Netflix added 2.2 million new subscribers in the three months to September 30th – significantly lower than the 3.4 million predicted by analysts.
Revenue growth also fell short of expectations as a result, but net profits still rose to $790 million (€667m) from $665.2 million in the same period last year.
Netflix had already warned investors that the boost in subscribers earlier in the year would slow down, as Covid-19 restrictions were eased and the service had the return of live sport to contend with, as well as Disney+ which is proving a strong rival.
Offering his thoughts on the results, Paolo Pescatore of PP Foresight commented: “It feels like the pandemic streaming party has come to an end. Expectations are always high and tends not to disappoint. In essence, Netflix remains a robust business and will continue to invest heavily in original content which remains paramount.”
“Encouragingly, the company is set to be free-cash-flow positive for the first time since its foray into streaming. This is largely down to a cut in production due to stay at home and social distancing rules. This will likely be reversed next year.”
“Netflix is on course to exceed 200 million by year end. Another milestone for the company and firmly remains the benchmark for rivals who have all restructured their operations with a greater focus on streaming.
“As the company has prospered due to the pandemic, next year looks set to be somewhat challenging.
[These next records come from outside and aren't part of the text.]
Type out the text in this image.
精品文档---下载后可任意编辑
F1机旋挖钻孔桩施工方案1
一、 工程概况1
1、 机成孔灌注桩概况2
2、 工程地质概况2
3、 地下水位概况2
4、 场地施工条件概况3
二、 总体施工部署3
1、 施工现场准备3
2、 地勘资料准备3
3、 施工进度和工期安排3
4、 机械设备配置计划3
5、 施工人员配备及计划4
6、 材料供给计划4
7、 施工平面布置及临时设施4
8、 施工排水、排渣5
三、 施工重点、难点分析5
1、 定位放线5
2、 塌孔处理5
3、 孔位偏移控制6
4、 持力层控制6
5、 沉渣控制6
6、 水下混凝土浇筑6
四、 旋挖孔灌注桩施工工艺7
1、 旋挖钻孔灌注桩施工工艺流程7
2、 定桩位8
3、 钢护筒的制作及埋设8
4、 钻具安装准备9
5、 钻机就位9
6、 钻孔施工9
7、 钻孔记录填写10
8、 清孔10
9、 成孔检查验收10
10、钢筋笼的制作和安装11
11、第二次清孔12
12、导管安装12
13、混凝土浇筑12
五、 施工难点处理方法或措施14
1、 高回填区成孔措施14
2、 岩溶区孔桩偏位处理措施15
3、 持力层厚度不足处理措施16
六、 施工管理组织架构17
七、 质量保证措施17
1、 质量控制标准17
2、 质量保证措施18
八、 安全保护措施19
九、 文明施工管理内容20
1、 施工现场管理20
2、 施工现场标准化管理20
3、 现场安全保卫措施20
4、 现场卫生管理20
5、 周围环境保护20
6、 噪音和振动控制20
As next round of lockdown measures ease up (and the arrival of a potential vaccine), users will eventually be itching to get out and return back to some form of normality. This coupled with stiff competition from traditional players will inevitably lead to subs losses and overall usage to decline.”
Whilst Martin Garner, COO at CCS Insight, offered: “As expected, Netflix delivered another record quarter, but subscriber and revenue growth slowed as expected. Paying subscribers reached 195 million. Netflix said in Q2 that it expected some of its growth during the pandemic was, in effect, a one-off boost that pulled forward part of the growth for the rest of the year. As countries strive to get people back to working more normally, the company’s growth is settling back to pre-Covid-19 levels.”
“One huge challenge for the whole TV and movie industry this year was the total shutdown of filming because of the pandemic. Netflix has faced some negative sentiment from having to pause the release schedule for key shows, but it has now restarted filming across many countries. It has completed the main shooting on over 50 titles since March and is on course to complete 150 by year end. The company expects to launch a larger number of original programmes throughout 2021, but long production times mean that new series of some of the most popular shows will only be available in the second half of next year.”